I have a multi-label classification problem that I am trying to solve with Neural Network using Tensorflow 2.
The problem - I am trying to predict a cause
and its corresponding severity
. I can have n
number of causes and each of the causes can have m
possible severity.
Let's say for simplicity
- number of causes = 2
- number of each causes possible severity = 2
- So we essentially have 4 possible outputs
- We also have 4 possible input features
I wrote below code -
import tensorflow as tf
from tensorflow.keras.layers import Dense, Flatten, Dropout
from tensorflow.keras import Model
from tensorflow.keras.callbacks import ModelCheckpoint
def get_model_multilabel(n_inputs, n_outputs):
opt = tf.keras.optimizers.SGD(lr=0.01, momentum=0.9)
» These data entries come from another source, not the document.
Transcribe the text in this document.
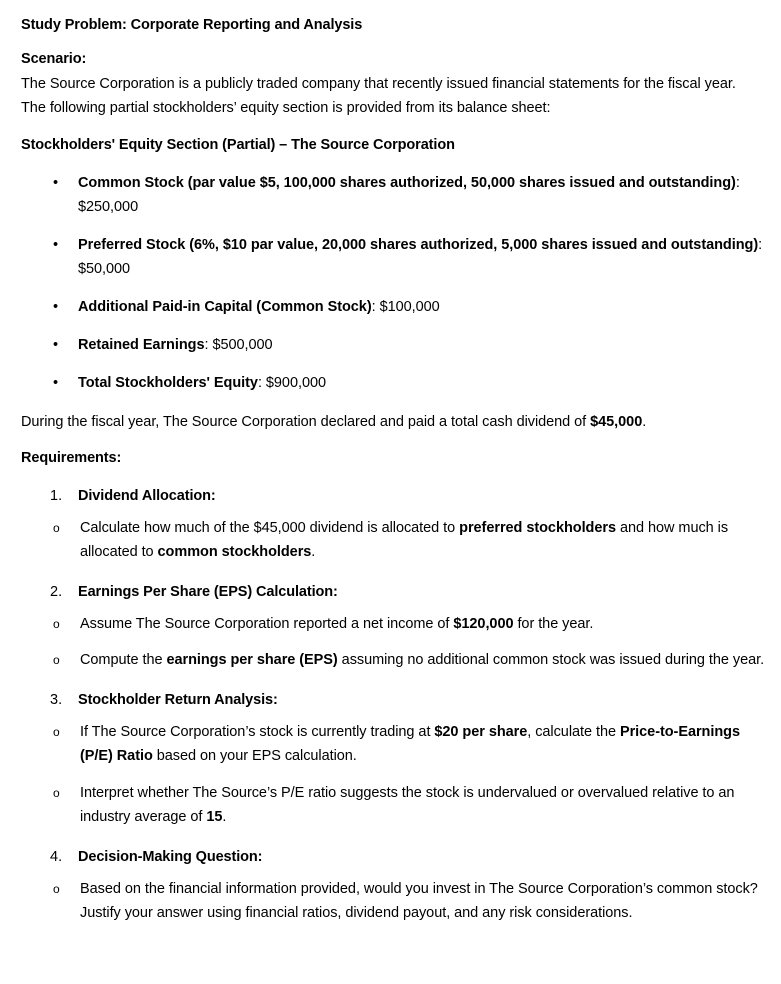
Study Problem: Corporate Reporting and Analysis
Scenario:

The Source Corporation is a publicly traded company that recently issued financial statements for the fiscal year. The following partial stockholders’ equity section is provided from its balance sheet:

Stockholders' Equity Section (Partial) – The Source Corporation
• Common Stock (par value $5, 100,000 shares authorized, 50,000 shares issued and outstanding): $250,000
• Preferred Stock (6%, $10 par value, 20,000 shares authorized, 5,000 shares issued and outstanding): $50,000
• Additional Paid-in Capital (Common Stock): $100,000
• Retained Earnings: $500,000
• Total Stockholders' Equity: $900,000

During the fiscal year, The Source Corporation declared and paid a total cash dividend of $45,000.

Requirements:
1. Dividend Allocation:
o Calculate how much of the $45,000 dividend is allocated to preferred stockholders and how much is allocated to common stockholders.
2. Earnings Per Share (EPS) Calculation:
o Assume The Source Corporation reported a net income of $120,000 for the year.
o Compute the earnings per share (EPS) assuming no additional common stock was issued during the year.
3. Stockholder Return Analysis:
o If The Source Corporation’s stock is currently trading at $20 per share, calculate the Price-to-Earnings (P/E) Ratio based on your EPS calculation.
o Interpret whether The Source’s P/E ratio suggests the stock is undervalued or overvalued relative to an industry average of 15.
4. Decision-Making Question:
o Based on the financial information provided, would you invest in The Source Corporation’s common stock? Justify your answer using financial ratios, dividend payout, and any risk considerations.
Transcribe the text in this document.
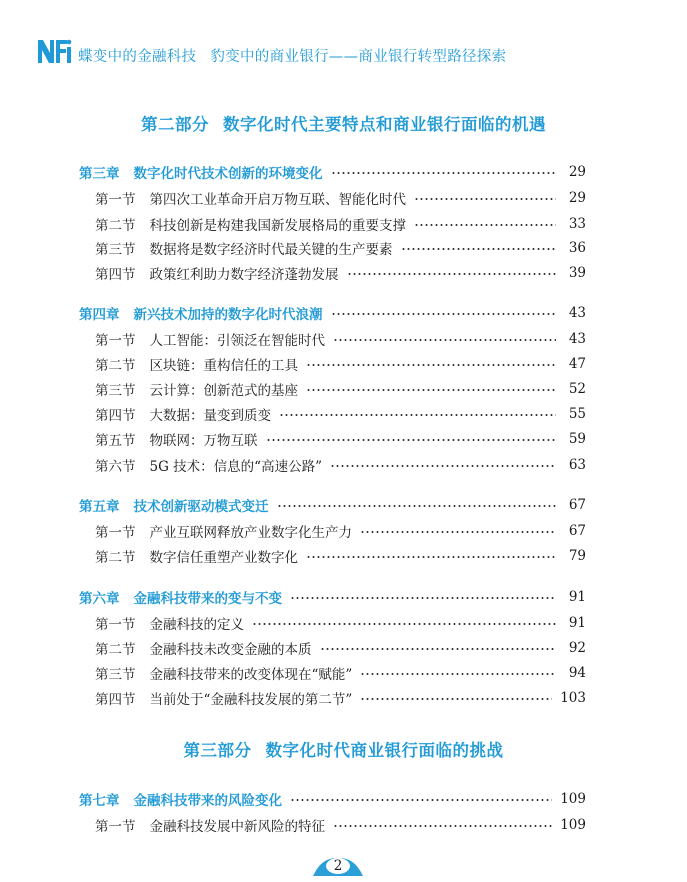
蝶变中的金融科技 豹变中的商业银行——商业银行转型路径探索
第二部分 数字化时代主要特点和商业银行面临的机遇
第三章 数字化时代技术创新的环境变化	29
第一节 第四次工业革命开启万物互联、智能化时代	29
第二节 科技创新是构建我国新发展格局的重要支撑	33
第三节 数据将是数字经济时代最关键的生产要素	36
第四节 政策红利助力数字经济蓬勃发展	39
第四章 新兴技术加持的数字化时代浪潮	43
第一节 人工智能：引领泛在智能时代	43
第二节 区块链：重构信任的工具	47
第三节 云计算：创新范式的基座	52
第四节 大数据：量变到质变	55
第五节 物联网：万物互联	59
第六节 5G 技术：信息的“高速公路”	63
第五章 技术创新驱动模式变迁	67
第一节 产业互联网释放产业数字化生产力	67
第二节 数字信任重塑产业数字化	79
第六章 金融科技带来的变与不变	91
第一节 金融科技的定义	91
第二节 金融科技未改变金融的本质	92
第三节 金融科技带来的改变体现在“赋能”	94
第四节 当前处于“金融科技发展的第二节”	103
第三部分 数字化时代商业银行面临的挑战
第七章 金融科技带来的风险变化	109
第一节 金融科技发展中新风险的特征	109
2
model = tf.keras.models.Sequential([
#input layer
Dense(10, input_dim=n_inputs, kernel_initializer='he_uniform', activation='relu'),
## two hidden layer
Dense(10, kernel_initializer='he_uniform', activation='relu'),
Dropout(0.2),
Dense(5, kernel_initializer='he_uniform', activation='relu'),
Dropout(0.2),
## output layer
Dense(n_outputs, activation='sigmoid')
])
model.compile(loss='binary_crossentropy', optimizer=opt, metrics=['accuracy'])
return model
n_inputs = 4 # because we have 4 features
n_outputs = 4 # because we have 4 labels
mlmodel = get_model_multilabel(n_inputs, n_outputs)
## train the model
mlmodel.fit(X_train,y_train, epochs=50, batch_size=32, validation_split = 0.2, callbacks=callbacks_list)
X_train.shape
is (1144, 4)
and
y_train.shape
is (1144,)
Note the sigmoid
activation in the last layer and the binary_crossentropy
loss function as I am trying to model a multi-label classification problem. Reference How do I implement multilabel classification neural network with keras
When I train this, it throws error
ValueError: logits and labels must have the same shape ((None, 4) vs (None, 1))
Not sure what am I missing here. Please suggest.